Additionally, the official statement summary also clearly tells prospective purchasers that the junior lien registered bonds are subordinate to the first lien bonds. Additionally, on page 9 of the official statement summary, the City detailed some of the risk factors associated with this offering. They include: (1) The bonds do not constitute indebtedness to the City of Chanute, Kansas; (2) the tenant and its parent are new businesses and the ability to honor the lease agreement will depend on the success of the tenant; (3) the business of the tenant is extremely competitive and any shortage in supply, labor difficulties, etc. can adversely affect its business; and (4) the tenant is a new corporation, has not conducted any business yet, and has no business record on which bondholders could rely. Clearly, the concept of default must have been considered in light of the risks detailed by the City to prospective purchasers.

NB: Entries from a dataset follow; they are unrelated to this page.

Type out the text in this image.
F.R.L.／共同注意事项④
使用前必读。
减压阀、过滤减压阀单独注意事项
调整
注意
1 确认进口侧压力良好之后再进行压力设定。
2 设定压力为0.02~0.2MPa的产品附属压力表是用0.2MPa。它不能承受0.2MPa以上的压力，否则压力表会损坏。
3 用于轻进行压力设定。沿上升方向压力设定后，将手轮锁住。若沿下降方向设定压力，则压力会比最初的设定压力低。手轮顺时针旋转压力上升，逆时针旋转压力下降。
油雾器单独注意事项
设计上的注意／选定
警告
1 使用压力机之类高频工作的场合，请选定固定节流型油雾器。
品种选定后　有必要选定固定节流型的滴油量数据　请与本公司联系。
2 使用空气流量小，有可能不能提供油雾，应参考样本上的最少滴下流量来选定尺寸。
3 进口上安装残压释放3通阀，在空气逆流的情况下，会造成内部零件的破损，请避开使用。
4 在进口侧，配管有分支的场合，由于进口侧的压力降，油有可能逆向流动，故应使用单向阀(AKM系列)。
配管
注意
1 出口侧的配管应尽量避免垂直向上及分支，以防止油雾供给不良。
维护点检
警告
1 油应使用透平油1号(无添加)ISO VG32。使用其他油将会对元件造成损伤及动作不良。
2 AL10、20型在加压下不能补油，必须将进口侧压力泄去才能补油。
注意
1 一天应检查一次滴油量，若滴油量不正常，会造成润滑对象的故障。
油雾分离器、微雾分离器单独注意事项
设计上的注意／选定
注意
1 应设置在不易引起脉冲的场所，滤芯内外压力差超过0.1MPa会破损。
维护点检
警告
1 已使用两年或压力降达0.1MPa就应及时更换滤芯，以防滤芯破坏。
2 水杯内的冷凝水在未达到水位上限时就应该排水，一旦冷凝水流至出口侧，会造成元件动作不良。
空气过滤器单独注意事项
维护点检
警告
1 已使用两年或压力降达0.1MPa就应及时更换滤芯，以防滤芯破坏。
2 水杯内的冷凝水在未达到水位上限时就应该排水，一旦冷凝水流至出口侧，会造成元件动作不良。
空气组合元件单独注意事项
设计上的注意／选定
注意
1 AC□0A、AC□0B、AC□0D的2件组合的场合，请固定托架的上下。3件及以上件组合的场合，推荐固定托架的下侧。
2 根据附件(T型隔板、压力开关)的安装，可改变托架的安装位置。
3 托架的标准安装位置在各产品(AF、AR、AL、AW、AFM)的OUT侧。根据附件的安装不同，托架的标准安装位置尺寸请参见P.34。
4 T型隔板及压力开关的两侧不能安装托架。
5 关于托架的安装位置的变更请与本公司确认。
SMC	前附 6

Provisions for repayment under default if insufficient funds existed for repayment of all bonds are found in the statement that the facility is subject to the prior lien of the coupon bonds. The meaning of prior lien is clear. It must be paid off before the sale proceeds are free to be distributed to liens that are not first liens. Provisions giving equal voting rights to the registered bondholders do not contradict such a provision, do not make it ambiguous, and do not make it void.

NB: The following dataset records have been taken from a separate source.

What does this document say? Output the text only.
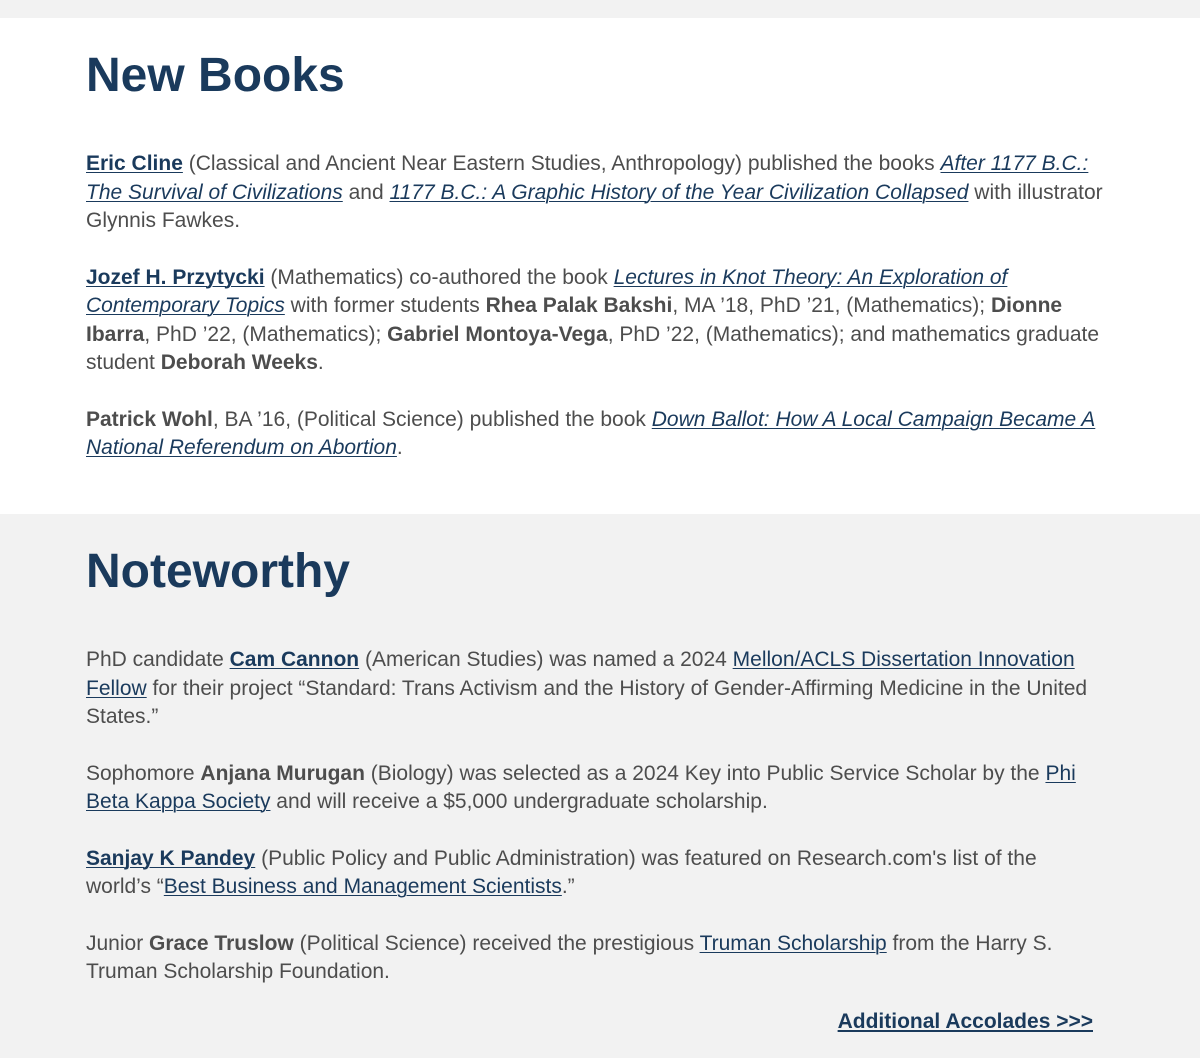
New Books

Eric Cline (Classical and Ancient Near Eastern Studies, Anthropology) published the books After 1177 B.C.: The Survival of Civilizations and 1177 B.C.: A Graphic History of the Year Civilization Collapsed with illustrator Glynnis Fawkes.

Jozef H. Przytycki (Mathematics) co-authored the book Lectures in Knot Theory: An Exploration of Contemporary Topics with former students Rhea Palak Bakshi, MA ’18, PhD ’21, (Mathematics); Dionne Ibarra, PhD ’22, (Mathematics); Gabriel Montoya-Vega, PhD ’22, (Mathematics); and mathematics graduate student Deborah Weeks.

Patrick Wohl, BA ’16, (Political Science) published the book Down Ballot: How A Local Campaign Became A National Referendum on Abortion.

Noteworthy

PhD candidate Cam Cannon (American Studies) was named a 2024 Mellon/ACLS Dissertation Innovation Fellow for their project “Standard: Trans Activism and the History of Gender-Affirming Medicine in the United States.”

Sophomore Anjana Murugan (Biology) was selected as a 2024 Key into Public Service Scholar by the Phi Beta Kappa Society and will receive a $5,000 undergraduate scholarship.

Sanjay K Pandey (Public Policy and Public Administration) was featured on Research.com's list of the world’s “Best Business and Management Scientists.”

Junior Grace Truslow (Political Science) received the prestigious Truman Scholarship from the Harry S. Truman Scholarship Foundation.

Additional Accolades >>>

The registered bondholders took those bonds knowing they were junior in lien to the coupon bondholders. Knowing they were junior, they took the risk that in the event of default, there might not be sufficient funds to pay off both the coupon bonds and the registered bondholders. In that event, they knew or should have known that they would be paid only after all coupon bondholders were paid in full. Apparently, to make that risk worthwhile, their interest rate was higher than that issued for the coupon bondholders. This is not an ambiguous contract. It does not provide room for the court to interpret it. We must simply apply the terms of the contract to the trust created by the court for distribution of the existing funds to pay off some of the principal on the outstanding bonds.

As to whether among the coupon bonds the holders should be paid in full according to earliest maturing date, or redeemed in inverse order, or pro rata, that issue is not before the court and we do not address it at this time.

This matter is reversed and remanded to the trial court for proceedings consistent with this opinion.